If approved, it would establish a task force whose recommendations would be incorporated into an Adirondack Park-wide pilot program to reduce salt use, while maintaining safe roads.

The bill was named for Randy Preston, a former Wilmington town supervisor who rallied local government support for protecting the park’s waters from road salt until his death from brain cancer last year.

Roy Holzer, the current Wilmington supervisor, was among the first local government leaders to sign on to urge Cuomo to sign the bill into law.

“It is often the people with limited resources who are having their wells contaminated with road salt, and they struggle to afford to drill a new well and replace all of their pipes and appliances,” Holzer said in the AdkAction release. “Local efforts can only go so far; we need state leadership on this issue.”

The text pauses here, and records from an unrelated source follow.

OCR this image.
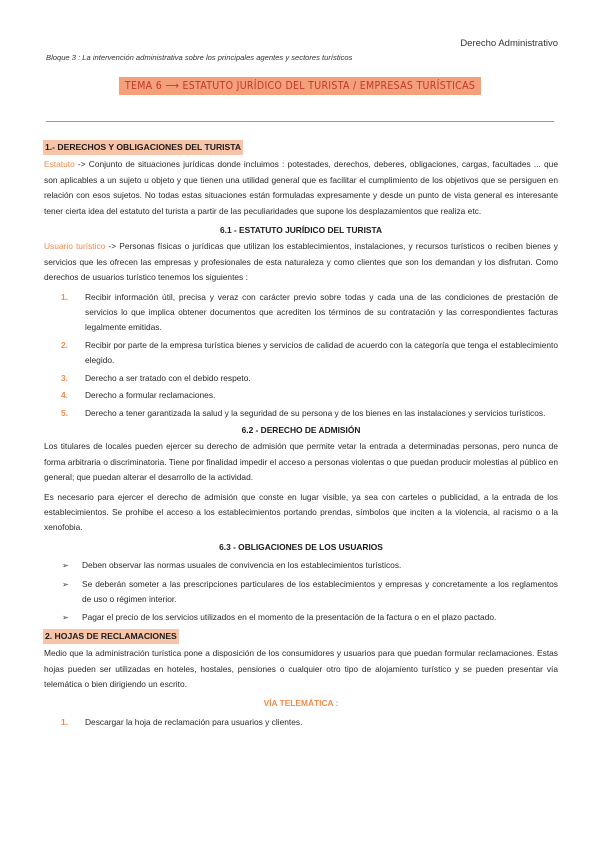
Derecho Administrativo
Bloque 3 : La intervención administrativa sobre los principales agentes y sectores turísticos
TEMA 6 ⟶ ESTATUTO JURÍDICO DEL TURISTA / EMPRESAS TURÍSTICAS
1.- DERECHOS Y OBLIGACIONES DEL TURISTA

Estatuto -> Conjunto de situaciones jurídicas donde incluimos : potestades, derechos, deberes, obligaciones, cargas, facultades ... que son aplicables a un sujeto u objeto y que tienen una utilidad general que es facilitar el cumplimiento de los objetivos que se persiguen en relación con esos sujetos. No todas estas situaciones están formuladas expresamente y desde un punto de vista general es interesante tener cierta idea del estatuto del turista a partir de las peculiaridades que supone los desplazamientos que realiza etc.

6.1 - ESTATUTO JURÍDICO DEL TURISTA

Usuario turístico -> Personas físicas o jurídicas que utilizan los establecimientos, instalaciones, y recursos turísticos o reciben bienes y servicios que les ofrecen las empresas y profesionales de esta naturaleza y como clientes que son los demandan y los disfrutan. Como derechos de usuarios turístico tenemos los siguientes :

1. Recibir información útil, precisa y veraz con carácter previo sobre todas y cada una de las condiciones de prestación de servicios lo que implica obtener documentos que acrediten los términos de su contratación y las correspondientes facturas legalmente emitidas.
2. Recibir por parte de la empresa turística bienes y servicios de calidad de acuerdo con la categoría que tenga el establecimiento elegido.
3. Derecho a ser tratado con el debido respeto.
4. Derecho a formular reclamaciones.
5. Derecho a tener garantizada la salud y la seguridad de su persona y de los bienes en las instalaciones y servicios turísticos.
6.2 - DERECHO DE ADMISIÓN

Los titulares de locales pueden ejercer su derecho de admisión que permite vetar la entrada a determinadas personas, pero nunca de forma arbitraria o discriminatoria. Tiene por finalidad impedir el acceso a personas violentas o que puedan producir molestias al público en general; que puedan alterar el desarrollo de la actividad.

Es necesario para ejercer el derecho de admisión que conste en lugar visible, ya sea con carteles o publicidad, a la entrada de los establecimientos. Se prohibe el acceso a los establecimientos portando prendas, símbolos que inciten a la violencia, al racismo o a la xenofobia.

6.3 - OBLIGACIONES DE LOS USUARIOS
➢ Deben observar las normas usuales de convivencia en los establecimientos turísticos.
➢ Se deberán someter a las prescripciones particulares de los establecimientos y empresas y concretamente a los reglamentos de uso o régimen interior.
➢ Pagar el precio de los servicios utilizados en el momento de la presentación de la factura o en el plazo pactado.
2. HOJAS DE RECLAMACIONES

Medio que la administración turística pone a disposición de los consumidores y usuarios para que puedan formular reclamaciones. Estas hojas pueden ser utilizadas en hoteles, hostales, pensiones o cualquier otro tipo de alojamiento turístico y se pueden presentar vía telemática o bien dirigiendo un escrito.

VÍA TELEMÁTICA :
1. Descargar la hoja de reclamación para usuarios y clientes.
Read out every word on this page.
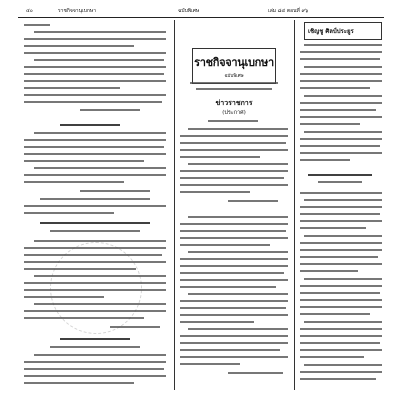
๔๐	ราชกิจจานุเบกษา	ฉบับพิเศษ	เล่ม ๘๔ ตอนที่ ๙๖
ราชกิจจานุเบกษา
ฉบับพิเศษ
ข่าวราชการ
(ประกาศ)
เชิญชู ศิลป์ประยูร
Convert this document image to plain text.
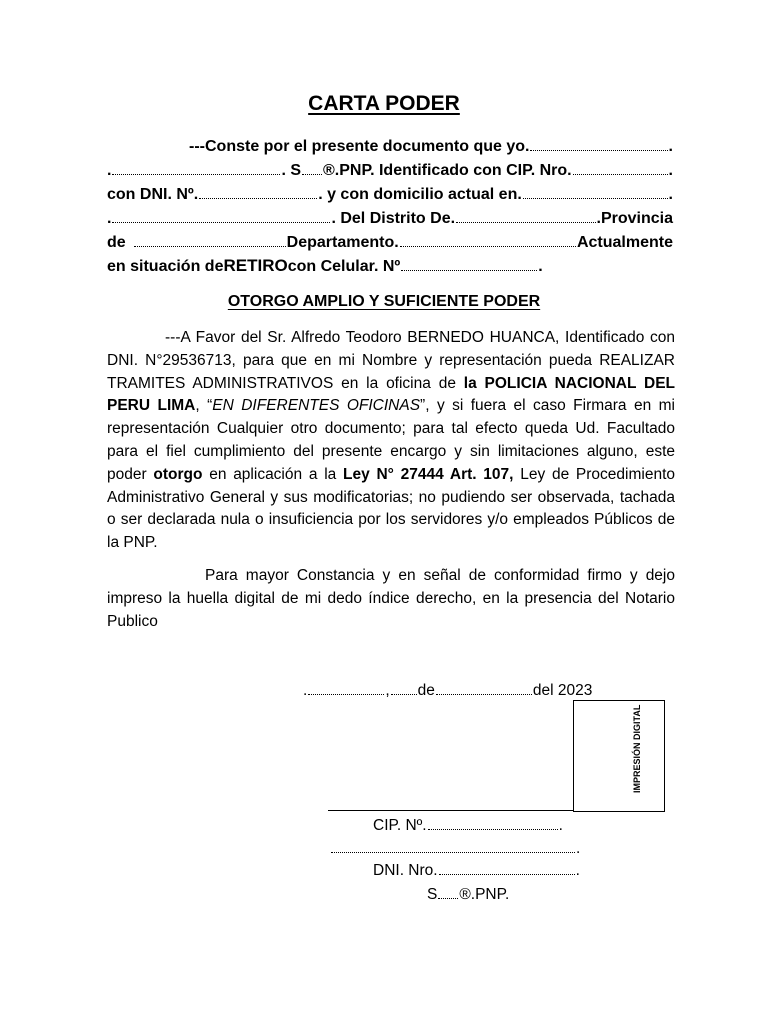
CARTA PODER
---Conste por el presente documento que yo.	.
.	. S ®.PNP. Identificado con CIP. Nro.	.
con DNI. Nº.	. y con domicilio actual en.	.
.	. Del Distrito De.	.Provincia
de	Departamento.	Actualmente
en situación de RETIRO con Celular. Nº	.
OTORGO AMPLIO Y SUFICIENTE PODER
---A Favor del Sr. Alfredo Teodoro BERNEDO HUANCA, Identificado con DNI. N°29536713, para que en mi Nombre y representación pueda REALIZAR TRAMITES ADMINISTRATIVOS en la oficina de la POLICIA NACIONAL DEL PERU LIMA, “EN DIFERENTES OFICINAS”, y si fuera el caso Firmara en mi representación Cualquier otro documento; para tal efecto queda Ud. Facultado para el fiel cumplimiento del presente encargo y sin limitaciones alguno, este poder otorgo en aplicación a la Ley N° 27444 Art. 107, Ley de Procedimiento Administrativo General y sus modificatorias; no pudiendo ser observada, tachada o ser declarada nula o insuficiencia por los servidores y/o empleados Públicos de la PNP.
Para mayor Constancia y en señal de conformidad firmo y dejo impreso la huella digital de mi dedo índice derecho, en la presencia del Notario Publico
.	, de	del 2023
IMPRESIÓN DIGITAL
CIP. Nº.	.
.
DNI. Nro.	.
S ®.PNP.
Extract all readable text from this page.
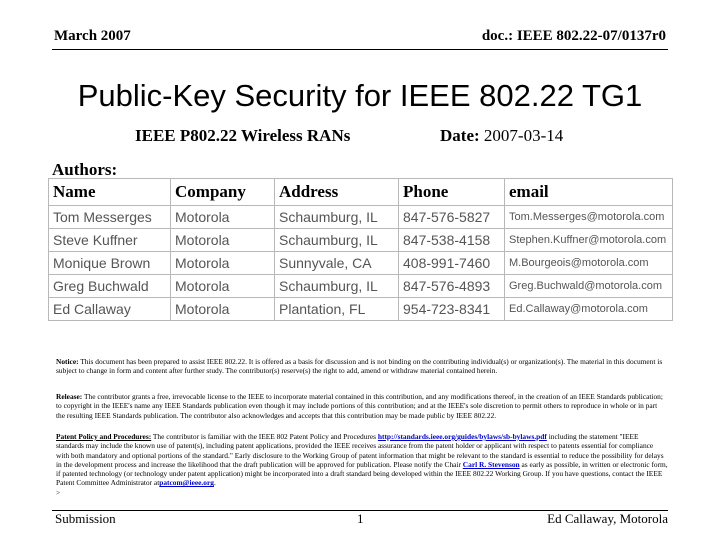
March 2007	doc.: IEEE 802.22-07/0137r0
Public-Key Security for IEEE 802.22 TG1
IEEE P802.22 Wireless RANs	Date: 2007-03-14
Authors:
Name	Company	Address	Phone	email
Tom Messerges	Motorola	Schaumburg, IL	847-576-5827	Tom.Messerges@motorola.com
Steve Kuffner	Motorola	Schaumburg, IL	847-538-4158	Stephen.Kuffner@motorola.com
Monique Brown	Motorola	Sunnyvale, CA	408-991-7460	M.Bourgeois@motorola.com
Greg Buchwald	Motorola	Schaumburg, IL	847-576-4893	Greg.Buchwald@motorola.com
Ed Callaway	Motorola	Plantation, FL	954-723-8341	Ed.Callaway@motorola.com
Notice: This document has been prepared to assist IEEE 802.22. It is offered as a basis for discussion and is not binding on the contributing individual(s) or organization(s). The material in this document is subject to change in form and content after further study. The contributor(s) reserve(s) the right to add, amend or withdraw material contained herein.
Release: The contributor grants a free, irrevocable license to the IEEE to incorporate material contained in this contribution, and any modifications thereof, in the creation of an IEEE Standards publication; to copyright in the IEEE's name any IEEE Standards publication even though it may include portions of this contribution; and at the IEEE's sole discretion to permit others to reproduce in whole or in part the resulting IEEE Standards publication. The contributor also acknowledges and accepts that this contribution may be made public by IEEE 802.22.
Patent Policy and Procedures: The contributor is familiar with the IEEE 802 Patent Policy and Procedures http://standards.ieee.org/guides/bylaws/sb-bylaws.pdf including the statement "IEEE standards may include the known use of patent(s), including patent applications, provided the IEEE receives assurance from the patent holder or applicant with respect to patents essential for compliance with both mandatory and optional portions of the standard." Early disclosure to the Working Group of patent information that might be relevant to the standard is essential to reduce the possibility for delays in the development process and increase the likelihood that the draft publication will be approved for publication. Please notify the Chair Carl R. Stevenson as early as possible, in written or electronic form, if patented technology (or technology under patent application) might be incorporated into a draft standard being developed within the IEEE 802.22 Working Group. If you have questions, contact the IEEE Patent Committee Administrator atpatcom@ieee.org.
>
Submission	1	Ed Callaway, Motorola
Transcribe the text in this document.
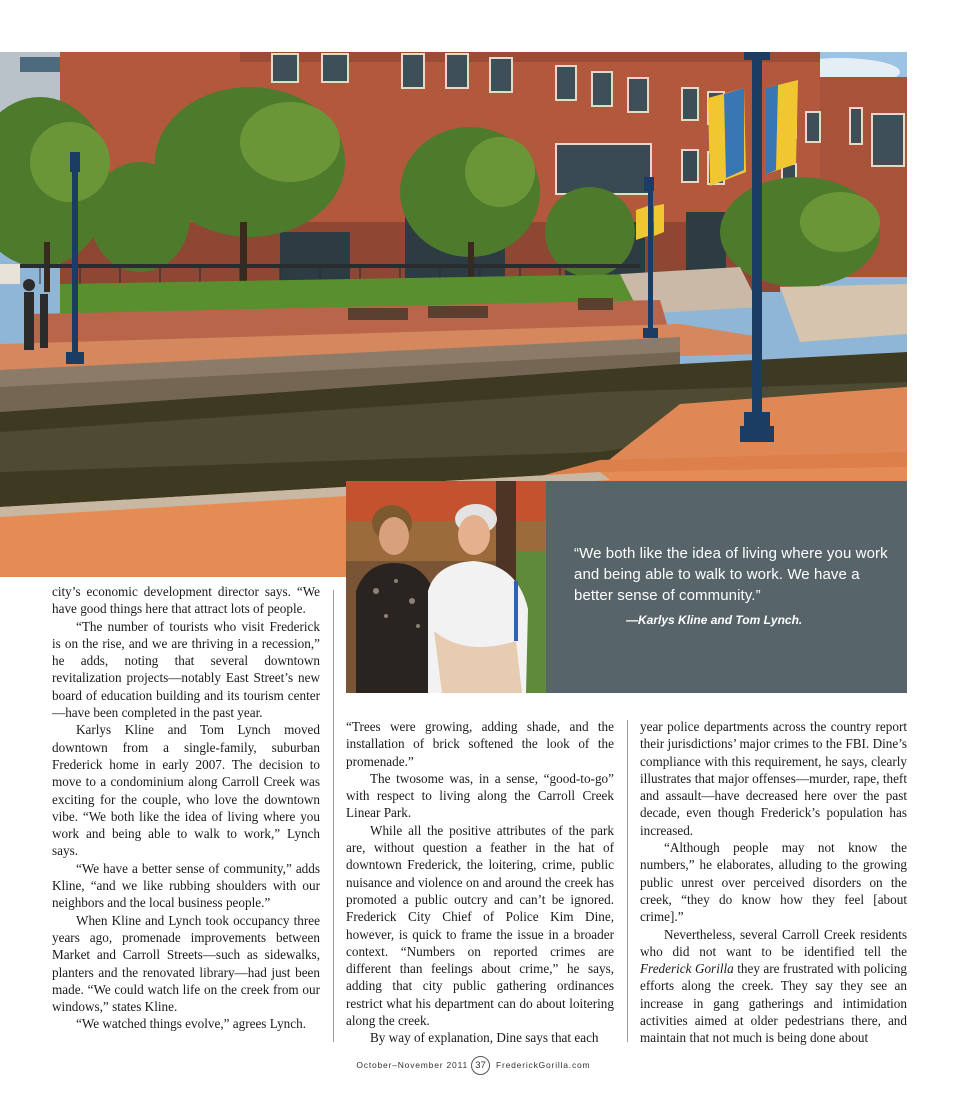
“We both like the idea of living where you work
and being able to walk to work. We have a
better sense of community.”
—Karlys Kline and Tom Lynch.

city’s economic development director says. “We have good things here that attract lots of people.

“The number of tourists who visit Frederick is on the rise, and we are thriving in a recession,” he adds, noting that several downtown revitalization projects—notably East Street’s new board of education building and its tourism center—have been completed in the past year.

Karlys Kline and Tom Lynch moved downtown from a single-family, suburban Frederick home in early 2007. The decision to move to a condominium along Carroll Creek was exciting for the couple, who love the downtown vibe. “We both like the idea of living where you work and being able to walk to work,” Lynch says.

“We have a better sense of community,” adds Kline, “and we like rubbing shoulders with our neighbors and the local business people.”

When Kline and Lynch took occupancy three years ago, promenade improvements between Market and Carroll Streets—such as sidewalks, planters and the renovated library—had just been made. “We could watch life on the creek from our windows,” states Kline.

“We watched things evolve,” agrees Lynch.

“Trees were growing, adding shade, and the installation of brick softened the look of the promenade.”

The twosome was, in a sense, “good-to-go” with respect to living along the Carroll Creek Linear Park.

While all the positive attributes of the park are, without question a feather in the hat of downtown Frederick, the loitering, crime, public nuisance and violence on and around the creek has promoted a public outcry and can’t be ignored. Frederick City Chief of Police Kim Dine, however, is quick to frame the issue in a broader context. “Numbers on reported crimes are different than feelings about crime,” he says, adding that city public gathering ordinances restrict what his department can do about loitering along the creek.

By way of explanation, Dine says that each

year police departments across the country report their jurisdictions’ major crimes to the FBI. Dine’s compliance with this requirement, he says, clearly illustrates that major offenses—murder, rape, theft and assault—have decreased here over the past decade, even though Frederick’s population has increased.

“Although people may not know the numbers,” he elaborates, alluding to the growing public unrest over perceived disorders on the creek, “they do know how they feel [about crime].”

Nevertheless, several Carroll Creek residents who did not want to be identified tell the Frederick Gorilla they are frustrated with policing efforts along the creek. They say they see an increase in gang gatherings and intimidation activities aimed at older pedestrians there, and maintain that not much is being done about

October–November 2011 37	FrederickGorilla.com
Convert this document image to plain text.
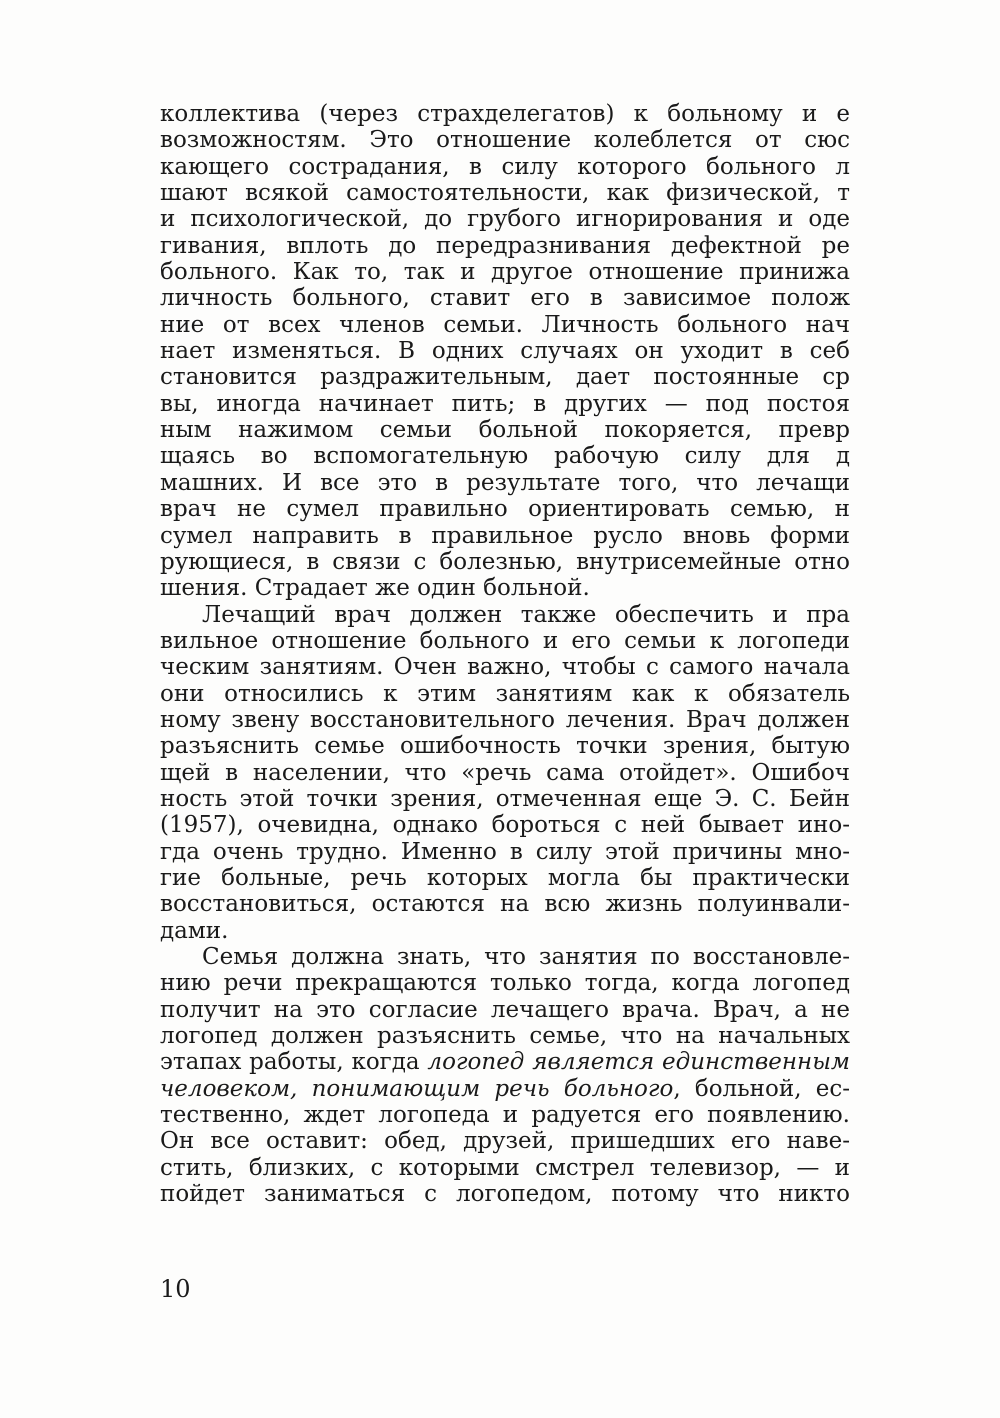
коллектива (через страхделегатов) к больному и е
возможностям. Это отношение колеблется от сюс
кающего сострадания, в силу которого больного л
шают всякой самостоятельности, как физической, т
и психологической, до грубого игнорирования и оде
гивания, вплоть до передразнивания дефектной ре
больного. Как то, так и другое отношение принижа
личность больного, ставит его в зависимое полож
ние от всех членов семьи. Личность больного нач
нает изменяться. В одних случаях он уходит в себ
становится раздражительным, дает постоянные ср
вы, иногда начинает пить; в других — под постоя
ным нажимом семьи больной покоряется, превр
щаясь во вспомогательную рабочую силу для д
машних. И все это в результате того, что лечащи
врач не сумел правильно ориентировать семью, н
сумел направить в правильное русло вновь форми
рующиеся, в связи с болезнью, внутрисемейные отно
шения. Страдает же один больной.
Лечащий врач должен также обеспечить и пра
вильное отношение больного и его семьи к логопеди
ческим занятиям. Очен важно, чтобы с самого начала
они относились к этим занятиям как к обязатель
ному звену восстановительного лечения. Врач должен
разъяснить семье ошибочность точки зрения, бытую
щей в населении, что «речь сама отойдет». Ошибоч
ность этой точки зрения, отмеченная еще Э. С. Бейн
(1957), очевидна, однако бороться с ней бывает ино-
гда очень трудно. Именно в силу этой причины мно-
гие больные, речь которых могла бы практически
восстановиться, остаются на всю жизнь полуинвали-
дами.
Семья должна знать, что занятия по восстановле-
нию речи прекращаются только тогда, когда логопед
получит на это согласие лечащего врача. Врач, а не
логопед должен разъяснить семье, что на начальных
этапах работы, когда логопед является единственным
человеком, понимающим речь больного, больной, ес-
тественно, ждет логопеда и радуется его появлению.
Он все оставит: обед, друзей, пришедших его наве-
стить, близких, с которыми смстрел телевизор, — и
пойдет заниматься с логопедом, потому что никто
10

Longtime Lake George Mayor Robert Blais added, “We have been working for years to safeguard Lake George from salt contamination and we are starting to see some very promising results in terms of salt reduction and also substantial cost savings. I encourage the governor to take what we have learned and apply it across the park to help save all of the other pristine Adirondack lakes and, of course, to protect drinking water.”

“We all recognize the vital importance of safe drinking water and of protecting our streams, lakes and ponds from the pollution introduced by the excess use of salt on our roads,” said Ronald Moore, chairman of the Adirondack Park Local Government Review Board, Adirondack native and former North Hudson town supervisor.